Internally, disize uses Stan to fit a Bayesian model that jointly estimates the effect of covariates (structured according to design_formula) on gene expression and any confounding batch-effects:

\begin{aligned} \mathbf{y}_g &\sim \text{NegBinom}(\mathbf{\mu}_g, \phi) \\ \log \mathbf{\mu}_g &= \mathbf{\alpha}_g + \mathbf{X} \mathbf{\beta}_g + \mathbf{Z}\mathbf{b}_g + \mathbf{o} \\ &= \mathbf{\alpha}_g + \mathbf{X} \mathbf{\beta}_g + \mathbf{Z}\mathbf{b}_g + (\mathbf{B} \mathbf{s}) \\ \mathbf{b}_g &\sim \text{Normal}(\mathbf{0}, \mathbf{G}_g) \end{aligned}

Where \mathbf{y}_g denotes the vector of counts of a gene g for all observations, which is realized from the negative binomial parameterized by the effect of the covariates (\mathbf{\alpha}_g + \mathbf{X} \mathbf{\beta}_g + \mathbf{Z}\mathbf{b}_g) and any batch-effects (\mathbf{B} \mathbf{s}).

The experimental design is specified by an R formula (design_formula) that constructs a “fixed-effects” model matrix \mathbf{X} (without an intercept) and a “random-effects” model matrix \mathbf{Z}; this by itself is a regular GLMM.

The confounding batch-effect is essentially an unknown offset \mathbf{o} = \mathbf{B} \mathbf{s}, where \mathbf{B} specifies the batch membership for each observation and \mathbf{s} contains the “size factors” which scale the true magnitude of expression.

At its face, however, this model should not be identifiable for most experimental designs (often the batch ID results in too many free parameters such as when it is identical to a measured covariate). This identifiability issue is overcome by constraining \mathbf{s} and assuming only a fraction of features are significantly affected by the covariates measured in the experiment; in other words, the estimated coefficients \mathbf{\beta}_g, \mathbf{b}_g (excluding the intercept) are sparse across genes.

This assumption is encoded in the model by placing distinct horseshoe priors on each of the model coefficients (both the fixed- and random-effects). This allows the priors to be learned independently of each other using the large number of features measured in RNAseq experiments.

Estimation

Since the posterior distribution for \mathbf{s} is heavily concentrated for typical datasets with thousands of features, it is sufficient to quickly provide a point estimate of \mathbf{s} and delegate estimation of the model coefficients to existing tools like DESeq2 or edgeR (only replacing the small normalization step of their workflows).

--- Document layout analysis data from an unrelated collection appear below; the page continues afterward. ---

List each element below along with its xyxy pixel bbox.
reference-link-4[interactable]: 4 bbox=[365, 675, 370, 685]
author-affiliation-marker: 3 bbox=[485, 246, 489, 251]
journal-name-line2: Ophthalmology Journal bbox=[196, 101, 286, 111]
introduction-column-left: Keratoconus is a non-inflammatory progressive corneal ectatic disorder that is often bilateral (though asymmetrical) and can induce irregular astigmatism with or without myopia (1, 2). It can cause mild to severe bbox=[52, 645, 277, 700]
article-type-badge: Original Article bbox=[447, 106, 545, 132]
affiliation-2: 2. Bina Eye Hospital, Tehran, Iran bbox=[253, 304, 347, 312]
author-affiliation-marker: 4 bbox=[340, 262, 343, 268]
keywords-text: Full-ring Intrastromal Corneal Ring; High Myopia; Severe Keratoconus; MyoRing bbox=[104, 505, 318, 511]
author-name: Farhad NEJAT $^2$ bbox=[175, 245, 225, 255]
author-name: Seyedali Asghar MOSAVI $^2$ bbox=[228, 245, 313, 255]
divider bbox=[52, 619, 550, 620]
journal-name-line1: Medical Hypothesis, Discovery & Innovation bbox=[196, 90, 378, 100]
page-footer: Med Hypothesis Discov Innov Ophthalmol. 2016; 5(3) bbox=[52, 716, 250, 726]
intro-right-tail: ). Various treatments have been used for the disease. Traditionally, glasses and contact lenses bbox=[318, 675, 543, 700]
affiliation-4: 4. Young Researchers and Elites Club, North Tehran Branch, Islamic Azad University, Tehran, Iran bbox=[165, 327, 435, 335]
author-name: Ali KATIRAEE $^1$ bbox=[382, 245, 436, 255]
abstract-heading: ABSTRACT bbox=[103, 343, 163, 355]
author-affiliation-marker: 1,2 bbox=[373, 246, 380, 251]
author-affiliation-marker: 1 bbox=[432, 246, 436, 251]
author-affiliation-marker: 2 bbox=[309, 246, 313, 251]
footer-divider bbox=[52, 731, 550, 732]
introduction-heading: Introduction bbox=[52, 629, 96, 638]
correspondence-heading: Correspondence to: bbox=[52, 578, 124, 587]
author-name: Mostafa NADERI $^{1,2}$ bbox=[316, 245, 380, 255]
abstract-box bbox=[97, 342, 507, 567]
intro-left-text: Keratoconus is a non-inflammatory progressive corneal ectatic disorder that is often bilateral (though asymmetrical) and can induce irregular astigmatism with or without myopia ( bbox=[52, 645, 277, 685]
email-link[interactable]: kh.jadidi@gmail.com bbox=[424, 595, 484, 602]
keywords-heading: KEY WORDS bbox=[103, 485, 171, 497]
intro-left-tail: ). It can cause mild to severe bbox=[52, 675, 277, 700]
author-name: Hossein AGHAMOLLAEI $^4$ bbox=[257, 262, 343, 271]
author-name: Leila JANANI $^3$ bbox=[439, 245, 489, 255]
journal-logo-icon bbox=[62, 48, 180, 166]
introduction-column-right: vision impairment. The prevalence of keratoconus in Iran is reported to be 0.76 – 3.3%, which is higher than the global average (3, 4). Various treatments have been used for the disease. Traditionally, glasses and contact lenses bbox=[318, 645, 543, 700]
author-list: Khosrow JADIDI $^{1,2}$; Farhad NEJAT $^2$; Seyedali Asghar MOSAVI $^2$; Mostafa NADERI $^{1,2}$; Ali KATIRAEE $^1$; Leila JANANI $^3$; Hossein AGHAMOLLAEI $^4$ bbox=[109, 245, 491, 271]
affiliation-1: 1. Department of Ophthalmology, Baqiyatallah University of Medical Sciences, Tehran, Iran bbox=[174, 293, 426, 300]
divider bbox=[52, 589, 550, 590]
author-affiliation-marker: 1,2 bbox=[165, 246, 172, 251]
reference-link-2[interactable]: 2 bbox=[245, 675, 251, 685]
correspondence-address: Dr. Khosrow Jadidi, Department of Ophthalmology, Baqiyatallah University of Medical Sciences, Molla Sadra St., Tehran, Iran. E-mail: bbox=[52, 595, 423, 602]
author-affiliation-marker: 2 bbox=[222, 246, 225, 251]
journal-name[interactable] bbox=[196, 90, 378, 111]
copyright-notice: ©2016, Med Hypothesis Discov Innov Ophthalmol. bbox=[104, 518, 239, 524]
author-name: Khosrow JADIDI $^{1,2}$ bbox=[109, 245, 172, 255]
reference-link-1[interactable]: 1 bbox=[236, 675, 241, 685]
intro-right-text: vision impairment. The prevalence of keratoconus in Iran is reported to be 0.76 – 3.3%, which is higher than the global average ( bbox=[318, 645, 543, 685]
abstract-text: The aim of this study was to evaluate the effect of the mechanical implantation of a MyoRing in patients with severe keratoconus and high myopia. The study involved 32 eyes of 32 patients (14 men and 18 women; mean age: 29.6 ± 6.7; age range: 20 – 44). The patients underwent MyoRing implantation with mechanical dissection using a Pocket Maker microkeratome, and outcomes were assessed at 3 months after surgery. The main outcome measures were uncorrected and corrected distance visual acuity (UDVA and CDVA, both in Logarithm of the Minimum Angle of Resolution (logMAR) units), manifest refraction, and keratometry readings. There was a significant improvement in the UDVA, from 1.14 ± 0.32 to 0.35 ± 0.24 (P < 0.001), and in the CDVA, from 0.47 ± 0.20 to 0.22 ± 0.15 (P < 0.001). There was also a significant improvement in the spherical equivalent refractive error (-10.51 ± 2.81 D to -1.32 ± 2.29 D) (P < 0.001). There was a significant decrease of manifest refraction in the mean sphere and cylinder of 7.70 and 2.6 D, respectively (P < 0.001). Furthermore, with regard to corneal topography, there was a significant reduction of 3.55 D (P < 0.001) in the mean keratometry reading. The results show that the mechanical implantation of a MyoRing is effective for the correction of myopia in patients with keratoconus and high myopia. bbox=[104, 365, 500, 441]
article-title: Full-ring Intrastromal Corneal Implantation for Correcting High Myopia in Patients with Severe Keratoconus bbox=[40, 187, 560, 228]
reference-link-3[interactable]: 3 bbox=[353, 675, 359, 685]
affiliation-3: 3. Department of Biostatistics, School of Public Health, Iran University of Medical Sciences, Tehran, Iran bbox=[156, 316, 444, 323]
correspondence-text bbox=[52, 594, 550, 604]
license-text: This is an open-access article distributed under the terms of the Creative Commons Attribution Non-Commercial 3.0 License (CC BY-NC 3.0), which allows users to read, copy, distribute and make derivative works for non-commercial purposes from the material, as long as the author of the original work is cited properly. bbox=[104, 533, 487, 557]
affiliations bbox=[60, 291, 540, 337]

disize uses Stan’s L-BFGS optimization algorithm to find the model’s maximum a posteriori (MAP) for \mathbf{s}. We end up doing this in fewer iterations than needed for all parameters to converge by using a heuristic to guess how long the procedure should run for; this is followed up with a diagnostic to ensure the size factors have converged.